Los monstruos que ríen es una novela de Denis Johnson. Y eso es decir mucho, ya que Johnson -escritor de novelas, obras de teatro, cuentos, poesías y crónicas- nunca deja que el género se tranquilice. Tengo muchos libros de Johnson desde que quedé atrapado con un librito corto de cuentos titulado Hijo de Jesús. En español existe una extraordinaria traducción de Rodrigo Fresán. Recuerdo que una vez hablando con él o a través de un correo electrónico, él me ponderaba los poemas de Johnson -antes de publicar narrativa empezó con libros de poemas- y yo le pedía que los tradujera.

Johnson es muchos escritores en un mismo escritor. Tenemos los relatos de Hijo de Jesús, una visión de un mundo de adictos, con personajes violentos y oscuros, pero también comunes y nada sofisticados. Los cuentos que forman este libro magistral paracen un sueño inducido por algún somnífero, con la diferencia de que no podés despertarte. En realidad, ya estás despierto. ¿Por qué cuándo soñamos somos geniales y construimos personajes y situaciones potentes, y cuando nos despertamos somos tan previsibles?

En un sueño tu mujer está construida con la cara de tu hermana y tiene el carácter de una amiga que conociste en el secundario. Vos caminás descalzo, porque en los sueños nadie te ordena “Zapatero a tus zapatos”, en realidad te podés poner tacos o zapatillas o caminar por la ruta en malla, mientras los autos pasan por tu costado , a toda velocidad. Y con los restos diurnos, con lo que nuestro consciente no precisó, elaboramos la decoración del sueño. Pero cuando nos despertamos nos ponemos en escritores y con un lápiz de escritor en un escritorio de escritor sólo se puede hacer literatura. Ya no hay personajes inestables y múltiples.

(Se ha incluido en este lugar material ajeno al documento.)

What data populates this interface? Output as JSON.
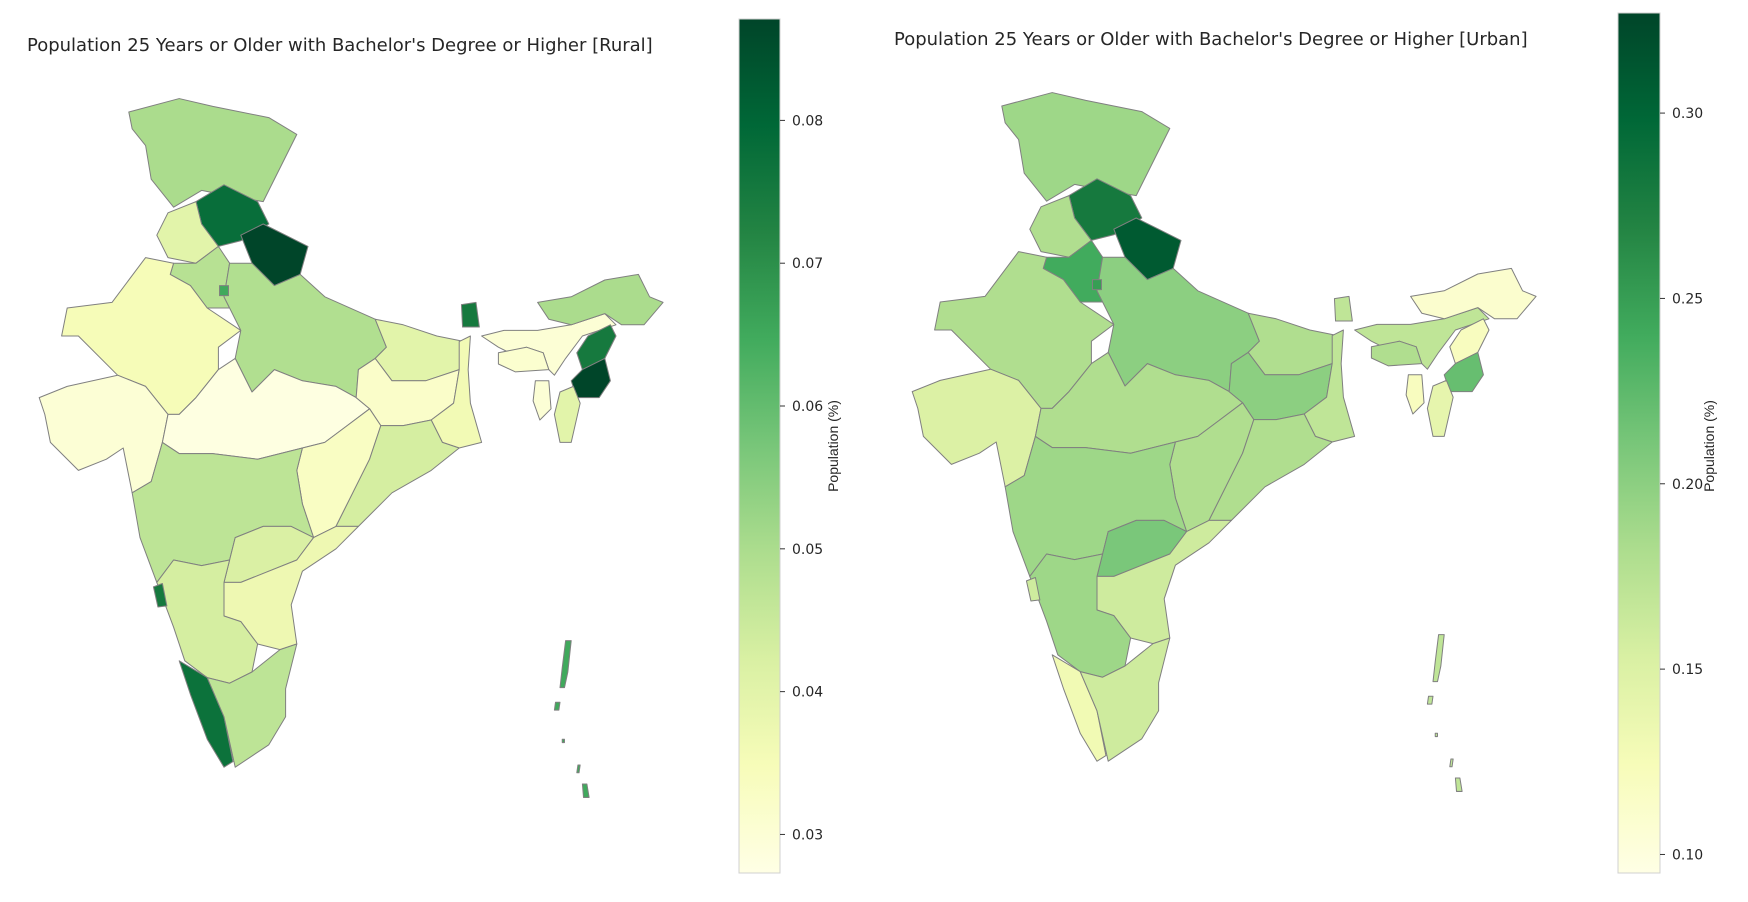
{
  "chart_data": [
    {
      "type": "choropleth",
      "title": "Population 25 Years or Older with Bachelor's Degree or Higher [Rural]",
      "colorbar_label": "Population (%)",
      "colormap": "YlGn",
      "vlim": [
        0.0273,
        0.0871
      ],
      "ticks": [
        0.03,
        0.04,
        0.05,
        0.06,
        0.07,
        0.08
      ],
      "tick_labels": [
        "0.03",
        "0.04",
        "0.05",
        "0.06",
        "0.07",
        "0.08"
      ],
      "values": {
        "Jammu & Kashmir": 0.05,
        "Himachal Pradesh": 0.078,
        "Uttarakhand": 0.087,
        "Punjab": 0.04,
        "Haryana": 0.048,
        "Delhi": 0.065,
        "Rajasthan": 0.035,
        "Uttar Pradesh": 0.049,
        "Bihar": 0.04,
        "Gujarat": 0.03,
        "Madhya Pradesh": 0.028,
        "Jharkhand": 0.032,
        "West Bengal": 0.036,
        "Chhattisgarh": 0.033,
        "Odisha": 0.043,
        "Maharashtra": 0.047,
        "Telangana": 0.042,
        "Andhra Pradesh": 0.037,
        "Karnataka": 0.043,
        "Goa": 0.075,
        "Kerala": 0.077,
        "Tamil Nadu": 0.047,
        "Sikkim": 0.075,
        "Assam": 0.03,
        "Meghalaya": 0.031,
        "Arunachal Pradesh": 0.05,
        "Nagaland": 0.075,
        "Manipur": 0.087,
        "Mizoram": 0.04,
        "Tripura": 0.03,
        "Andaman & Nicobar": 0.065
      }
    },
    {
      "type": "choropleth",
      "title": "Population 25 Years or Older with Bachelor's Degree or Higher [Urban]",
      "colorbar_label": "Population (%)",
      "colormap": "YlGn",
      "vlim": [
        0.095,
        0.327
      ],
      "ticks": [
        0.1,
        0.15,
        0.2,
        0.25,
        0.3
      ],
      "tick_labels": [
        "0.10",
        "0.15",
        "0.20",
        "0.25",
        "0.30"
      ],
      "values": {
        "Jammu & Kashmir": 0.19,
        "Himachal Pradesh": 0.28,
        "Uttarakhand": 0.31,
        "Punjab": 0.18,
        "Haryana": 0.24,
        "Delhi": 0.25,
        "Rajasthan": 0.18,
        "Uttar Pradesh": 0.2,
        "Bihar": 0.18,
        "Gujarat": 0.15,
        "Madhya Pradesh": 0.18,
        "Jharkhand": 0.2,
        "West Bengal": 0.17,
        "Chhattisgarh": 0.18,
        "Odisha": 0.18,
        "Maharashtra": 0.19,
        "Telangana": 0.21,
        "Andhra Pradesh": 0.16,
        "Karnataka": 0.19,
        "Goa": 0.16,
        "Kerala": 0.13,
        "Tamil Nadu": 0.16,
        "Sikkim": 0.17,
        "Assam": 0.17,
        "Meghalaya": 0.18,
        "Arunachal Pradesh": 0.11,
        "Nagaland": 0.12,
        "Manipur": 0.22,
        "Mizoram": 0.14,
        "Tripura": 0.12,
        "Andaman & Nicobar": 0.17
      }
    }
  ]
}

Los libros de Denis Johnson parecen salir de los sueños. Y tienen una presión estilística, un fraseo, casi mágico. ¿Cómo se puede escribir así? Pensamos mientras los leemos. En Los monstruos que rien, lo que se narra es la historia de una amistad. Pero los amigos son dos espías -para decirlo de alguna manera- uno se llama Roland Nair y es danés –pero no sabe hablar bien danés- y trabaja para los servicios secretos de Estados Unidos, el otro se llama Michael Adriko, y es un buscavidas, un mercenario. Los dos personajes se conocieron en África haciendo contrainteligencia o lo que eso signifique y ahora se rencuentran porque Adriko invita a Nair a Freetown, Sierra Leona, para que presencie su boda con Dadivia, una chica de la que Nair se va a terminar enamorando. En el medio de todo, Johnson describe sistemas de correos secretos, formas de enlace de los agentes de la CIA o de la OTAN, situaciones que parecen tener en el escritor un supuesto saber pero que, uno sabe, no importa para nada porque está construyendo verosímil con la basura industrial que dejan las guerras y las noticias falsas y todo el imaginario que nos ronda a través del material que nos vemos obligados a leer para estar informados. Johnson tiene la precisión de las pesadillas para narrar. Uno puede oler las habitaciones de los hoteles africanos, con la luz cortada y el agua goteando en los baños. Uno pisa las carreteras enlodadas junto con los personajes: sus relatos se huelen, se tocan, no transmiten una experiencia, son tu experiencia.

Una cosa más: este libro me recuerda a Un recodo del río, la novela increíble de V.S. Naipaul que sucede en Africa, también a El corazón de las tinieblas, de Joseph Conrad. Lo único, que no se sabe quién es realmente Kurtz. Sobre el final, un personaje dice: (iba a escribir quién era el personaje, pero como la novela tiene la estructura de un sueño,ya no importa quién habla) “Una vez dijiste que la frialdad de mi corazón te convertiría en una mujer amargada. Creo que me elegiste justamente por esa razón. Debiste de quererlo así. Si estás amargada es por decisión tuya, y creo que me elegiste a mí, simplemente como instrumento . Así que déjalo ya. Dejá de quejarte todo el tiempo en mi mente”.